The absence of electrons inside the nucleus of an atom was experimentally inferred rather than directly observed. The concept of the nucleus, consisting of positively charged protons and uncharged neutrons, was proposed by Ernest Rutherford in the early 20th century based on his famous gold foil experiment. The experiment provided indirect evidence for the existence of a small, dense, positively charged nucleus within the atom.
Here's a brief overview of the gold foil experiment and how it led to the understanding of the nucleus:
Rutherford and his colleagues fired alpha particles (helium nuclei) at a thin gold foil. They expected the alpha particles to pass through the foil with minimal deflection, as per the prevailing "plum pudding" model of the atom, where positive charge and electrons were assumed to be evenly distributed.
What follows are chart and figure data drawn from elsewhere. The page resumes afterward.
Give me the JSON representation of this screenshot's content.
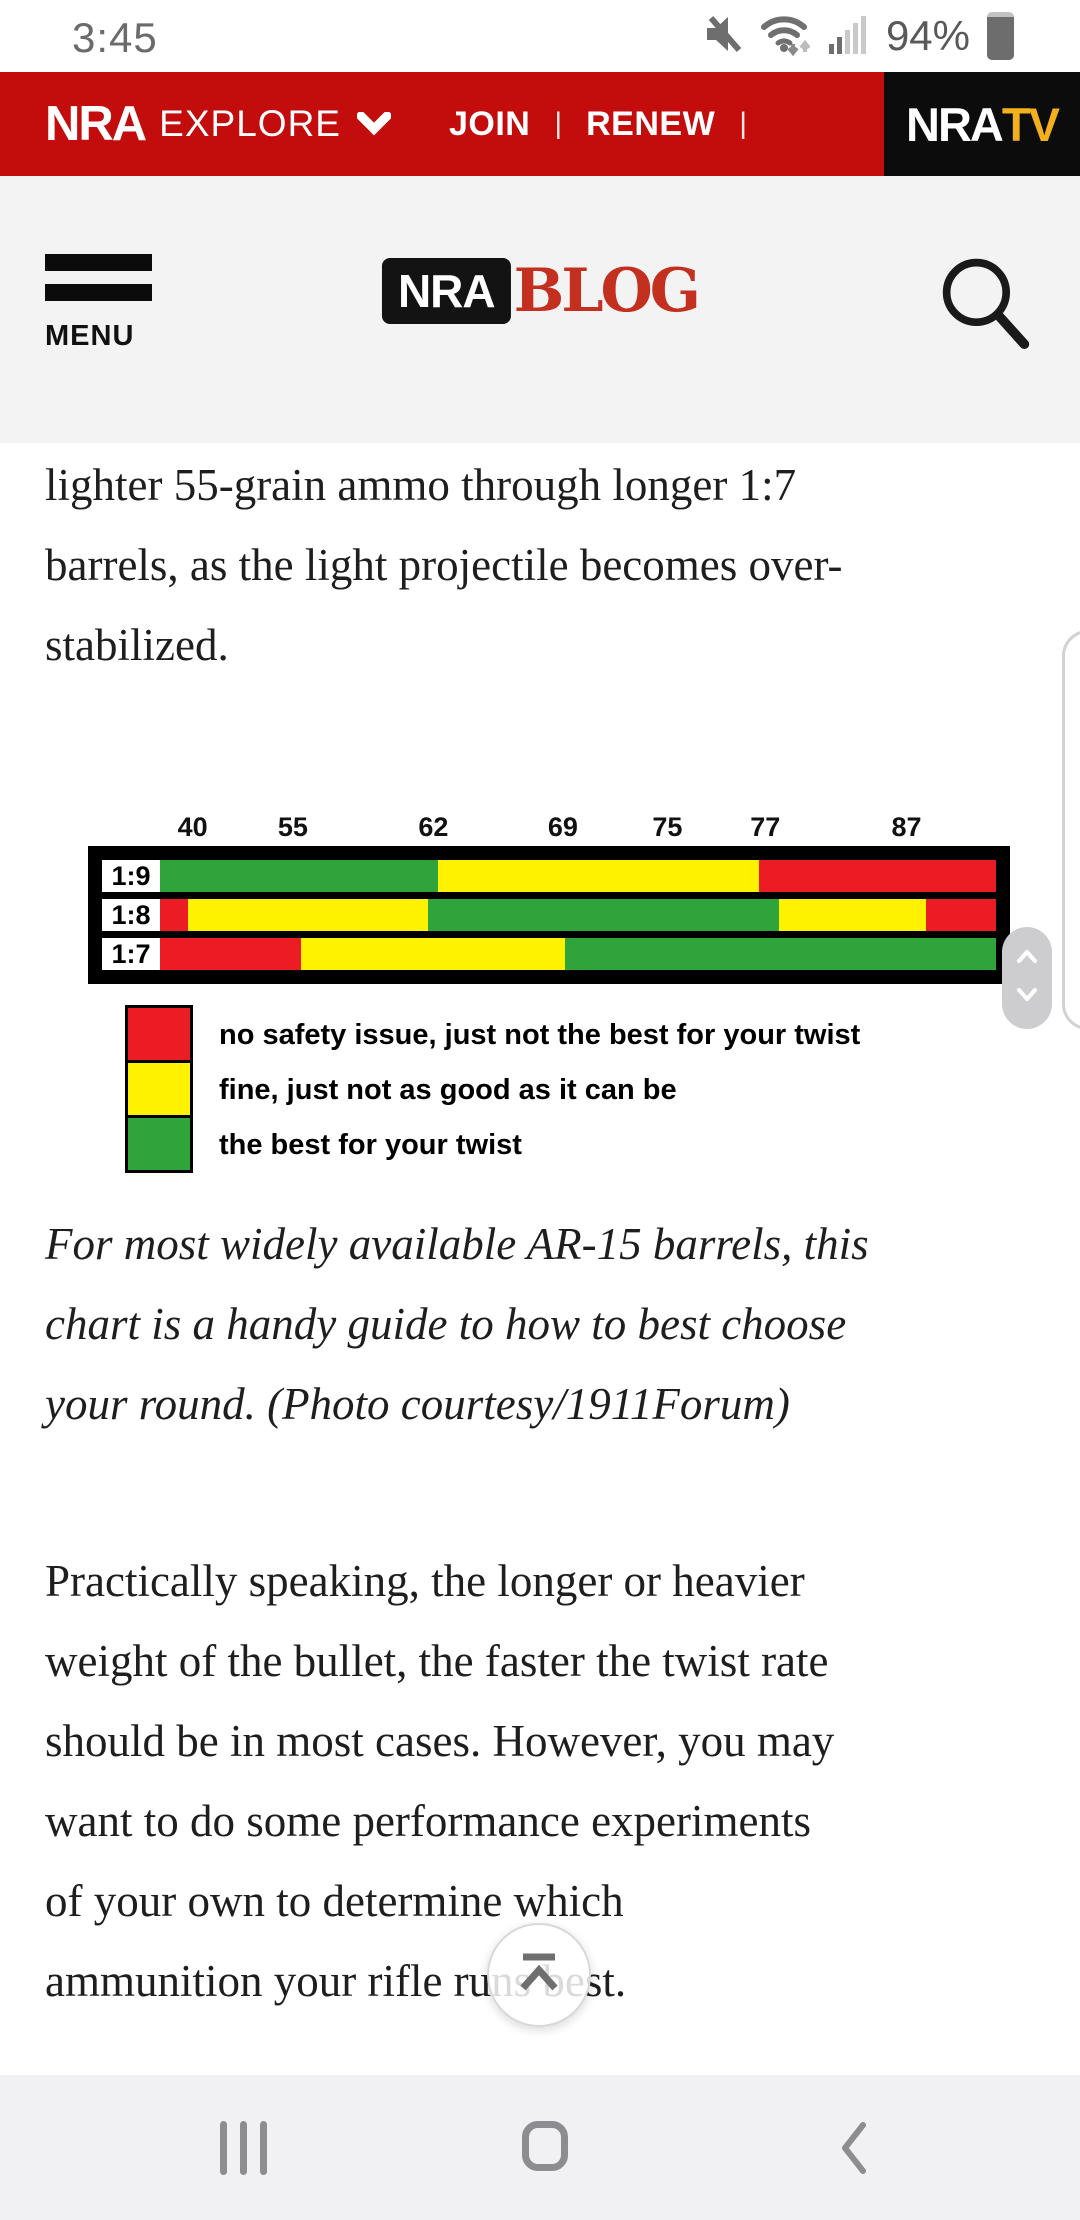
{
  "colors": {
    "nav_red": "#C30D0D",
    "nratv_gold": "#F2B01C",
    "logo_blog_red": "#C3301F",
    "chart": {
      "red": "#EC1C24",
      "yellow": "#FFF200",
      "green": "#2EA43B"
    }
  },
  "status_bar": {
    "time": "3:45",
    "battery_percent": "94%"
  },
  "top_nav": {
    "brand": "NRA",
    "explore_label": "EXPLORE",
    "join_label": "JOIN",
    "renew_label": "RENEW",
    "separator": "|",
    "nratv_nra": "NRA",
    "nratv_tv": "TV"
  },
  "site_header": {
    "menu_label": "MENU",
    "logo_nra": "NRA",
    "logo_blog": "BLOG"
  },
  "article": {
    "paragraph1_lines": [
      "lighter 55-grain ammo through longer 1:7",
      "barrels, as the light projectile becomes over-",
      "stabilized."
    ],
    "caption_lines": [
      "For most widely available AR-15 barrels, this",
      "chart is a handy guide to how to best choose",
      "your round. (Photo courtesy/1911Forum)"
    ],
    "paragraph2_lines": [
      "Practically speaking, the longer or heavier",
      "weight of the bullet, the faster the twist rate",
      "should be in most cases. However, you may",
      "want to do some performance experiments",
      "of your own to determine which",
      "ammunition your rifle runs best."
    ]
  },
  "chart_data": {
    "type": "bar",
    "orientation": "horizontal-stacked",
    "title": "",
    "x_ticks": [
      {
        "label": "40",
        "pos_pct": 3.9
      },
      {
        "label": "55",
        "pos_pct": 15.9
      },
      {
        "label": "62",
        "pos_pct": 32.7
      },
      {
        "label": "69",
        "pos_pct": 48.2
      },
      {
        "label": "75",
        "pos_pct": 60.7
      },
      {
        "label": "77",
        "pos_pct": 72.4
      },
      {
        "label": "87",
        "pos_pct": 89.3
      }
    ],
    "rows": [
      {
        "label": "1:9",
        "segments": [
          {
            "color": "green",
            "pct": 33.2
          },
          {
            "color": "yellow",
            "pct": 38.5
          },
          {
            "color": "red",
            "pct": 28.3
          }
        ]
      },
      {
        "label": "1:8",
        "segments": [
          {
            "color": "red",
            "pct": 3.3
          },
          {
            "color": "yellow",
            "pct": 28.8
          },
          {
            "color": "green",
            "pct": 42.0
          },
          {
            "color": "yellow",
            "pct": 17.5
          },
          {
            "color": "red",
            "pct": 8.4
          }
        ]
      },
      {
        "label": "1:7",
        "segments": [
          {
            "color": "red",
            "pct": 16.9
          },
          {
            "color": "yellow",
            "pct": 31.6
          },
          {
            "color": "green",
            "pct": 51.5
          }
        ]
      }
    ],
    "legend": [
      {
        "color": "red",
        "label": "no safety issue, just not the best for your twist"
      },
      {
        "color": "yellow",
        "label": "fine, just not as good as it can be"
      },
      {
        "color": "green",
        "label": "the best for your twist"
      }
    ]
  }
}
However, to their surprise, a small fraction of the alpha particles were deflected at large angles, and some even bounced back in the direction they came from. This result contradicted the expected behavior and indicated the presence of a concentrated positive charge in the atom.
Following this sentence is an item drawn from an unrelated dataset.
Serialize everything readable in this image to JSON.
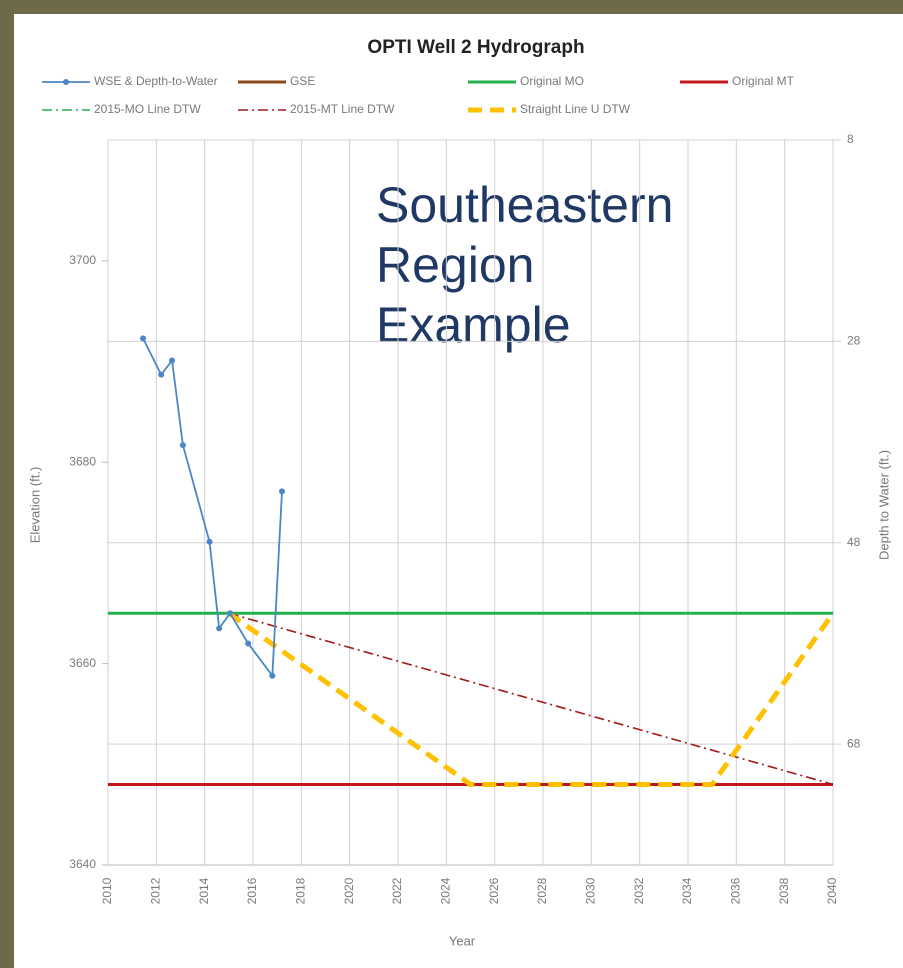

Rutherford interpreted these unexpected deflections as evidence that the positively charged alpha particles were encountering a concentrated positive charge within the atom. He proposed that this positive charge was localized in a small region at the center of the atom, which he called the nucleus.
The deflections of the alpha particles could only be explained if the majority of the atom's mass and positive charge were concentrated in a tiny volume compared to the overall size of the atom. Since the deflections were caused by electrostatic repulsion, Rutherford inferred that the positive charge in the nucleus must be counterbalanced by negatively charged electrons located outside the nucleus.
This experimental evidence, along with subsequent studies, led to the development of the Rutherford model of the atom, where electrons orbit the nucleus in distinct energy levels.
It is worth noting that the direct observation of the absence of electrons within the nucleus is not possible due to the extremely small size of the nucleus compared to the size of an atom. However, subsequent experiments, such as scattering experiments and advancements in atomic spectroscopy, further supported the existence of a small, positively charged nucleus and provided more detailed insights into the structure of atoms.